|The viral strain identified in India contains a mutation that could undermine current efforts to develop a vaccine. Photo: AP|
The non-peer reviewed study said the change had occurred in part of the spike protein that allows the virus to bind with certain human cells.
This structure targets cells containing ACE2, an enzyme found in the lungs which also allowed the severe acute respiratory syndrome (Sars) virus to infect people.
Scientists know more about this receptor than any other so had been working on antibodies that target it, but an unexpected structural change could render them useless.
The researchers ― led by Wei-Lung Wang, from the National Changhua University of Education in Taiwan, and collaborators from Murdoch University in Australia ― said this was the first report of a significant mutation that could threaten development of a vaccine for the virus that causes Covid-19.
"The observation of this study raised the alarm that Sars-CoV-2 mutation with varied epitope [something an antibody attaches itself to] profile could arise at any time," they wrote in a paper released on preprint review site biorxiv.org on Saturday.
"[This] means current vaccine development against Sars-CoV-2 is at great risk of becoming futile."
Although the strain in question was first sampled by the National Institute of Virology from a patient in Kerala as early as January, the full genome sequence was only released to the international community last month ― a delay that raised eyebrows among some researchers.
The patient was said to be a medical student returning from Wuhan, but the strain does not appear to be closely related to any of those identified in the Chinese city and appears to be an outlier compared with variants recorded in other countries.
The researchers found that the mutation occurred in the spike protein's receptor-binding domain (RBD).
A computer simulation shows that the RBD mutation, which was not found in other variants across the globe, could remove a hydrogen bond from the spike protein.
Without this bond, the virus may be less likely to bind with ACE2, or angiotensin converting enzyme-2, which is found in the lungs and other organs.

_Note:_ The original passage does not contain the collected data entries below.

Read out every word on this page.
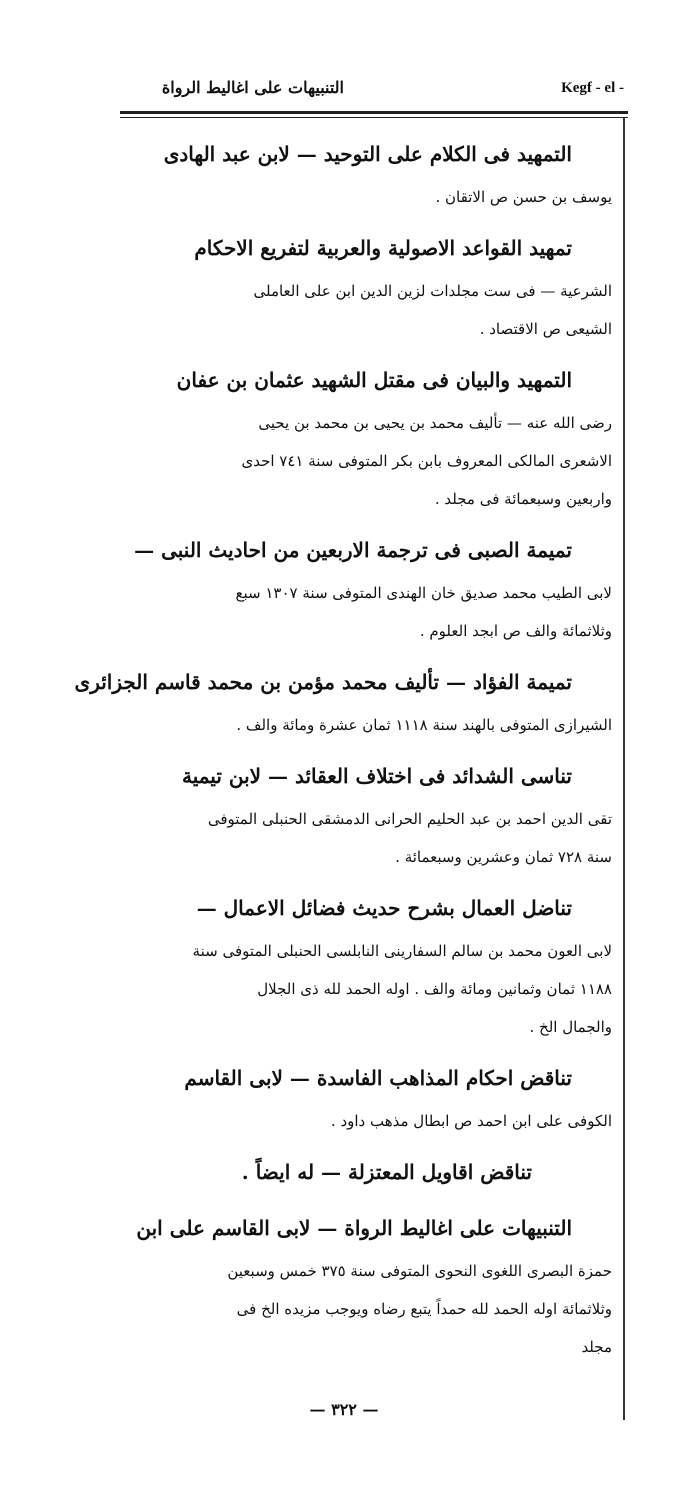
التنبيهات على اغاليط الرواة	Kegf - el -
التمهيد فى الكلام على التوحيد — لابن عبد الهادى
يوسف بن حسن ص الاتقان .
تمهيد القواعد الاصولية والعربية لتفريع الاحكام
الشرعية — فى ست مجلدات لزين الدين ابن على العاملى
الشيعى ص الاقتصاد .
التمهيد والبيان فى مقتل الشهيد عثمان بن عفان
رضى الله عنه — تأليف محمد بن يحيى بن محمد بن يحيى
الاشعرى المالكى المعروف بابن بكر المتوفى سنة ٧٤١ احدى
واربعين وسبعمائة فى مجلد .
تميمة الصبى فى ترجمة الاربعين من احاديث النبى —
لابى الطيب محمد صديق خان الهندى المتوفى سنة ١٣٠٧ سبع
وثلاثمائة والف ص ابجد العلوم .
تميمة الفؤاد — تأليف محمد مؤمن بن محمد قاسم الجزائرى
الشيرازى المتوفى بالهند سنة ١١١٨ ثمان عشرة ومائة والف .
تناسى الشدائد فى اختلاف العقائد — لابن تيمية
تقى الدين احمد بن عبد الحليم الحرانى الدمشقى الحنبلى المتوفى
سنة ٧٢٨ ثمان وعشرين وسبعمائة .
تناضل العمال بشرح حديث فضائل الاعمال —
لابى العون محمد بن سالم السفارينى النابلسى الحنبلى المتوفى سنة
١١٨٨ ثمان وثمانين ومائة والف . اوله الحمد لله ذى الجلال
والجمال الخ .
تناقض احكام المذاهب الفاسدة — لابى القاسم
الكوفى على ابن احمد ص ابطال مذهب داود .
تناقض اقاويل المعتزلة — له ايضاً .
التنبيهات على اغاليط الرواة — لابى القاسم على ابن
حمزة البصرى اللغوى النحوى المتوفى سنة ٣٧٥ خمس وسبعين
وثلاثمائة اوله الحمد لله حمداً يتبع رضاه ويوجب مزيده الخ فى
مجلد
— ٣٢٢ —
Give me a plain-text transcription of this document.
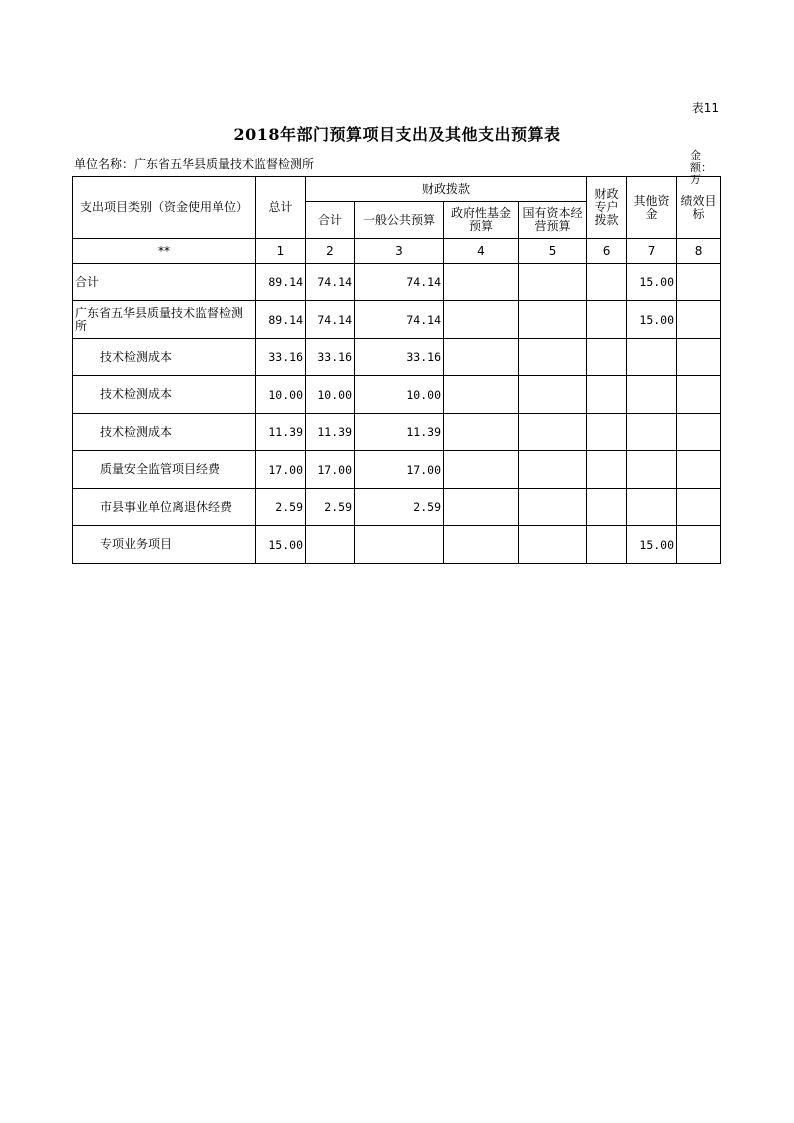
表11
2018年部门预算项目支出及其他支出预算表
单位名称：广东省五华县质量技术监督检测所
金额：万
支出项目类别（资金使用单位）	总计	财政拨款				财政专户拨款	其他资金	绩效目标
		合计	一般公共预算	政府性基金预算	国有资本经营预算			
**	1	2	3	4	5	6	7	8
合计	89.14	74.14	74.14				15.00	
广东省五华县质量技术监督检测所	89.14	74.14	74.14				15.00	
技术检测成本	33.16	33.16	33.16					
技术检测成本	10.00	10.00	10.00					
技术检测成本	11.39	11.39	11.39					
质量安全监管项目经费	17.00	17.00	17.00					
市县事业单位离退休经费	2.59	2.59	2.59					
专项业务项目	15.00						15.00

Since its first confirmed identification in early January, the virus has reached every continent except for Antarctica with more than 3,500 mutations detected, according to the China National Centre for Bioinformation.
For a long time India appeared to have been spared by the Covid-19 pandemic, but it has now recorded around 9,000 confirmed cases.
The virus's presence in the country has grown rapidly in recent weeks, with cases being identified in crowded slum areas, and scientists fear the world's second biggest country could see the next major outbreak ― something that threatens a humanitarian disaster.
The international community still knows relatively little about the evolution and spread of the virus due to limited testing and information from the subcontinent.
A researcher with the Chinese Academy of Sciences in Beijing who is tracking the mutation of the coronavirus said he was closely monitoring the emerging strains from India.
Some vaccines have already started clinical trials in China and the US, but the RDB mutation could create more uncertainty about the eventual outcome.
The findings of the new study, which was not peer-reviewed, will need further verification. For instance, there was a possibility that the mutation was caused by a technical error during the sequencing process, according to the researcher, who requested not to be named due to the sensitivity of the issue.
He also said the results produced by the computer simulation may be misleading.
"Laboratory experiments will be needed to verify whether the protein changes in real life," said the researcher.
The unusual behaviour of the coronavirus has kept scientists around the world scratching their heads. For instance, it has infected a large number of patients around the world but the genetic structure of the strain has remained relatively stable.
Some researchers have speculated that it might have been spreading quietly in humans for a long time and evolved to a form that did not require too many changes to adapt to different environments and populations.
But others worry the thousands of strains sampled and sequenced are just the tip of the iceberg ― and greater variety increases the risk that new strains will require new vaccines in the same way the flu virus does.
Although China has five different vaccines under development "it is impossible to predict which one is more likely to succeed", said the researcher. "They could all end in failure."